Question

A thin uniform circular ring is rolling down an inclined plane of inclination $30^\circ$ without slipping. Its linear acceleration along the inclined plane will be
A. $\dfrac{g}{2}$
B. $\dfrac{g}{3}$
C. $\dfrac{g}{4}$
D. $\dfrac{{2g}}{3}$

Answer 1

First, the diagram has to be drawn as per the given problems. The moment of inertia for a ring is needed here. Also, the formula of the acceleration has to be applied maintaining the condition for the object rolling on a plane. The inclination is given and this is to be used in the formula of acceleration.
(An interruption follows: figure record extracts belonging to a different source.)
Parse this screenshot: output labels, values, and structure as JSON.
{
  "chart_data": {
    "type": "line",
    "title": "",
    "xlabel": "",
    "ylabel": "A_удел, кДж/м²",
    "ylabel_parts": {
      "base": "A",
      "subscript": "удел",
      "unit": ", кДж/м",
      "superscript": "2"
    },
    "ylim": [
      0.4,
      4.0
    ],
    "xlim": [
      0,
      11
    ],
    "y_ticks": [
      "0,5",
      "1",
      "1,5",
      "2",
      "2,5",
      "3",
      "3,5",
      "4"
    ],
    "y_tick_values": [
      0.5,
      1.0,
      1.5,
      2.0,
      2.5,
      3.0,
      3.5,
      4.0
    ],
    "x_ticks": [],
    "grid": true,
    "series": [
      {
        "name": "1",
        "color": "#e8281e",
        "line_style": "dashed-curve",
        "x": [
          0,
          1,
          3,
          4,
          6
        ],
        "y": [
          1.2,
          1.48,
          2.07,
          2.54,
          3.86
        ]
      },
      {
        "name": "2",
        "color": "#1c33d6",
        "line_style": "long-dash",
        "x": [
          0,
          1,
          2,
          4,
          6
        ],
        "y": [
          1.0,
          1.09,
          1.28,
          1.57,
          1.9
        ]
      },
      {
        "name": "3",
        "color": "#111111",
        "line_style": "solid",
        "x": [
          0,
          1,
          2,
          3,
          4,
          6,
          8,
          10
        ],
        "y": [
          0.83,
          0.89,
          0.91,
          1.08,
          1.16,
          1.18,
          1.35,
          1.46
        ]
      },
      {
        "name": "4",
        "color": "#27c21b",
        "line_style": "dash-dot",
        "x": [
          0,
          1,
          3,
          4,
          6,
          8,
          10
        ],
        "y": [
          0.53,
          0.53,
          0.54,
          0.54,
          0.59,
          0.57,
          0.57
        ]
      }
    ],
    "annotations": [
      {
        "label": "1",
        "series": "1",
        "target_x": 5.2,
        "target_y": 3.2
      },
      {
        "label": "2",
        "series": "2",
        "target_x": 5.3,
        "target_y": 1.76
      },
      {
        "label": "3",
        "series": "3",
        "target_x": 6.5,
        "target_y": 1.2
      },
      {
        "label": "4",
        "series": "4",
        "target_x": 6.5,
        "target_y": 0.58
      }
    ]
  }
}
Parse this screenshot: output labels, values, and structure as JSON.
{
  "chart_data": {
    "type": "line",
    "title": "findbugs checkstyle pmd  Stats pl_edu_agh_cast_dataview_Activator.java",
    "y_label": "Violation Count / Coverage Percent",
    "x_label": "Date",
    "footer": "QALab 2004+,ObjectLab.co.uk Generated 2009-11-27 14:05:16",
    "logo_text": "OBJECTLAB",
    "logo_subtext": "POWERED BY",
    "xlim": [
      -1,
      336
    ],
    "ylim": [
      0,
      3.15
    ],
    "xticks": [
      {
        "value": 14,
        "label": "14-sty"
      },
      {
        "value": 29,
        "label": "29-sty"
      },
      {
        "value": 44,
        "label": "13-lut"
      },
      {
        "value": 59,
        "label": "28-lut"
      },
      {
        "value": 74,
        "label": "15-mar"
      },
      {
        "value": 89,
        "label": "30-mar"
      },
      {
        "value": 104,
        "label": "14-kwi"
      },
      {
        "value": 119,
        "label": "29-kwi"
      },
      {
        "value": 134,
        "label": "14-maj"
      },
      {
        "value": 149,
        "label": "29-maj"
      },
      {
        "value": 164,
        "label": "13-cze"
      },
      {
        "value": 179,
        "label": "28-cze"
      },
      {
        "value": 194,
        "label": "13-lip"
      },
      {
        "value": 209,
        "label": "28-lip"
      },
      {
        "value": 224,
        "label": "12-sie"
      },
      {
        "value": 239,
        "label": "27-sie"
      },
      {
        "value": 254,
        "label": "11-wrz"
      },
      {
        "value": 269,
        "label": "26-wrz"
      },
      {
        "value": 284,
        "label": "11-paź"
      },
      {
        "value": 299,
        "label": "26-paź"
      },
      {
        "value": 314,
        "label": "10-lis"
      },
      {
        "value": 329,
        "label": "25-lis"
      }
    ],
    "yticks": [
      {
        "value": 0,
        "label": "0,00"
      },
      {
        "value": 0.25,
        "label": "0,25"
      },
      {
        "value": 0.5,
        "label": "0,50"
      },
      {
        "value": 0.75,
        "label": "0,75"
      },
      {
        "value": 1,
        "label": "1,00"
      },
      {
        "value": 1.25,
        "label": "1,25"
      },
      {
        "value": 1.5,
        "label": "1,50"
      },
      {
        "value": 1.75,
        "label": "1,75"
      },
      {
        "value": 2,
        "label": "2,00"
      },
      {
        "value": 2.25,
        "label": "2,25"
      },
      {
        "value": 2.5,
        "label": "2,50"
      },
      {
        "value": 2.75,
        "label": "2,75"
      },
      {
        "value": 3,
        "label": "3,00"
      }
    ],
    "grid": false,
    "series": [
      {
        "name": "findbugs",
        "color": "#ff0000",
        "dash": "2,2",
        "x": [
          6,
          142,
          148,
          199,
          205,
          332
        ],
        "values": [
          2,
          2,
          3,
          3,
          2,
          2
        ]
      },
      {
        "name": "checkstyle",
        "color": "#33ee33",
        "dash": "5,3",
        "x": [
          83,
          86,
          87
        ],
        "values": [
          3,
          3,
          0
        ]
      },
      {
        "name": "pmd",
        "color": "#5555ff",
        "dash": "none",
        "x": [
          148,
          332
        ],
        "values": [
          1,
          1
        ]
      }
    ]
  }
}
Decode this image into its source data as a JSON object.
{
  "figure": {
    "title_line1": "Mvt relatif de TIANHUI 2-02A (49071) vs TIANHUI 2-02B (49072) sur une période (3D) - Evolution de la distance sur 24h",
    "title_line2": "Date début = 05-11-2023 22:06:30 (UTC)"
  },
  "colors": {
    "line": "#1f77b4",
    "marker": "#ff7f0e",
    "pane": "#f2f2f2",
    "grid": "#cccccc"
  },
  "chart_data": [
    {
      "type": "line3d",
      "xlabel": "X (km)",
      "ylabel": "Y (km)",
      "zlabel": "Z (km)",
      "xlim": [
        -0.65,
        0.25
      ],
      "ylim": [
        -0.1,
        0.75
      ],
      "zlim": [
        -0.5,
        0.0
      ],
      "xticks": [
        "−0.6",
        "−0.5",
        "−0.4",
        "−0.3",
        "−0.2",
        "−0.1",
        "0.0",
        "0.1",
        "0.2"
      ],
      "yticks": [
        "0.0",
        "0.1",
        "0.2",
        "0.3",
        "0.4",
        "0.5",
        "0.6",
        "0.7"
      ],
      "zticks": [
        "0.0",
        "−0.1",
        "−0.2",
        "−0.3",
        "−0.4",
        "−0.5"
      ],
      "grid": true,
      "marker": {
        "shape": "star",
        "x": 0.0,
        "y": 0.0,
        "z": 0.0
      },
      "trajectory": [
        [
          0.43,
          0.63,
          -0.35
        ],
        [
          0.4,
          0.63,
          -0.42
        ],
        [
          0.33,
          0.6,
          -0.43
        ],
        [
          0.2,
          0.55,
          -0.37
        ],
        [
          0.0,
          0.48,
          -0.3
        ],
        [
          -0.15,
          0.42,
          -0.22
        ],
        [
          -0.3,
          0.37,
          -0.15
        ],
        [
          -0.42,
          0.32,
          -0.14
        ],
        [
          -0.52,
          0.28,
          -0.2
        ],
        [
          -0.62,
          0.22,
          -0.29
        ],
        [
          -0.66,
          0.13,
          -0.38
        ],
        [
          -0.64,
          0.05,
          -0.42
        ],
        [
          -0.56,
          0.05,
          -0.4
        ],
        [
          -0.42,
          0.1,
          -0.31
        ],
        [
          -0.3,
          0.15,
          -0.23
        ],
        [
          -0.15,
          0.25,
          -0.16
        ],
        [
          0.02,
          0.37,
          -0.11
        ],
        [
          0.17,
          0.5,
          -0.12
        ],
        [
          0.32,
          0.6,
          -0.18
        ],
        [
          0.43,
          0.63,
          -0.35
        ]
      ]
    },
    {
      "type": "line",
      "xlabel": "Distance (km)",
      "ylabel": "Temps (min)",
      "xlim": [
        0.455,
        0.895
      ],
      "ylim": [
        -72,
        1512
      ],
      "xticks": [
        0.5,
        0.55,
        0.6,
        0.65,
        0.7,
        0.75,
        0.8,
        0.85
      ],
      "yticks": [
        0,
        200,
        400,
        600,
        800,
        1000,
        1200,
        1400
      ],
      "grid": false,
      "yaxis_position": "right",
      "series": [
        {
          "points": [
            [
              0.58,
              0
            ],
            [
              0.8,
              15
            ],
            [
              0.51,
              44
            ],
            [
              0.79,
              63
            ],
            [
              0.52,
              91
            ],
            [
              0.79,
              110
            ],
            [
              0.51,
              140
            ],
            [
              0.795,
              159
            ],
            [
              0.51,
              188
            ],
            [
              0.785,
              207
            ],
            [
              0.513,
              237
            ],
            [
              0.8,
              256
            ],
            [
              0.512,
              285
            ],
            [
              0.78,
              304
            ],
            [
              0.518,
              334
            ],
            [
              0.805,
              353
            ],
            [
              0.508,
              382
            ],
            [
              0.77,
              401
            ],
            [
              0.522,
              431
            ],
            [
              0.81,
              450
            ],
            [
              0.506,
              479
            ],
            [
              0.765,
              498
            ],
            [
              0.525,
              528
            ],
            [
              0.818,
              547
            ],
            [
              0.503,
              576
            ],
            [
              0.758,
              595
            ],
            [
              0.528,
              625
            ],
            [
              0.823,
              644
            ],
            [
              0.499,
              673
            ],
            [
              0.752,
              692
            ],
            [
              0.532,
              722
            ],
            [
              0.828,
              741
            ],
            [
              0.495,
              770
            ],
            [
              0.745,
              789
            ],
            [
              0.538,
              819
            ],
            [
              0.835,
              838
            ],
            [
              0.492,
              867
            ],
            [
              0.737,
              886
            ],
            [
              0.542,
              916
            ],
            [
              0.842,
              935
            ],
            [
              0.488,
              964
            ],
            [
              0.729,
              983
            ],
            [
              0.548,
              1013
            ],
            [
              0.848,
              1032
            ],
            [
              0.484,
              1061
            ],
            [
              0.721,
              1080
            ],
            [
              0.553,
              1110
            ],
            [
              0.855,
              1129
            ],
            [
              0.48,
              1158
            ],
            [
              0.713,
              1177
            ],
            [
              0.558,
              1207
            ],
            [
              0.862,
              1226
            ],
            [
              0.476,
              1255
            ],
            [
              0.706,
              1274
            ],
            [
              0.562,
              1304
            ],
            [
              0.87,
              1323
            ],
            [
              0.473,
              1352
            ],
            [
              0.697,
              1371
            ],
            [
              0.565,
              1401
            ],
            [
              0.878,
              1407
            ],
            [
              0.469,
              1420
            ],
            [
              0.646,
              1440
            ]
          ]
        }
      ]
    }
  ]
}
The acceleration will be in terms of the gravitational acceleration.

Complete step by step answer:
There may be a kind of acceleration to check translational and rotational. An example for this is the stimpmeter in golf. It has a constant translational acceleration and increasing translational velocity here, it has a constant rotational angular acceleration so the angular velocity gets increased.

For ring,
$I = M{R^2}$
When the object rolling on a plane then the acceleration will be as follows,
$a = \dfrac{{g\sin \theta }}{{1 + \dfrac{I}{{M{R^2}}}}}$
The given plane inclination is $30^\circ$.Now substitute this value in the above equation we get,
$a = \dfrac{{g\sin 30^\circ }}{{1 + \dfrac{{M{R^2}}}{{M{R^2}}}}}$
For further simplification, the acceleration will be,
$a = \dfrac{{g\sin 30^\circ }}{{2}}$
On putting $\sin 30^\circ = \dfrac{1}{2}$, we get
$\therefore a = \dfrac{g}{4}$

Hence, the correct answer is an option C.

Note: If the velocity is increased constantly concerning the time then the acceleration will be constant the rate of displacement gets increased. The angular acceleration and rolling velocity are directly proportional to each other. If the air resistance is zero then the acceleration will be constant. And hence the velocity will be increased. If the air resistance is present the examples are, inflated beach balls, the net force drops with increasing speed. if the acceleration is reduced then the velocity increases more slowly.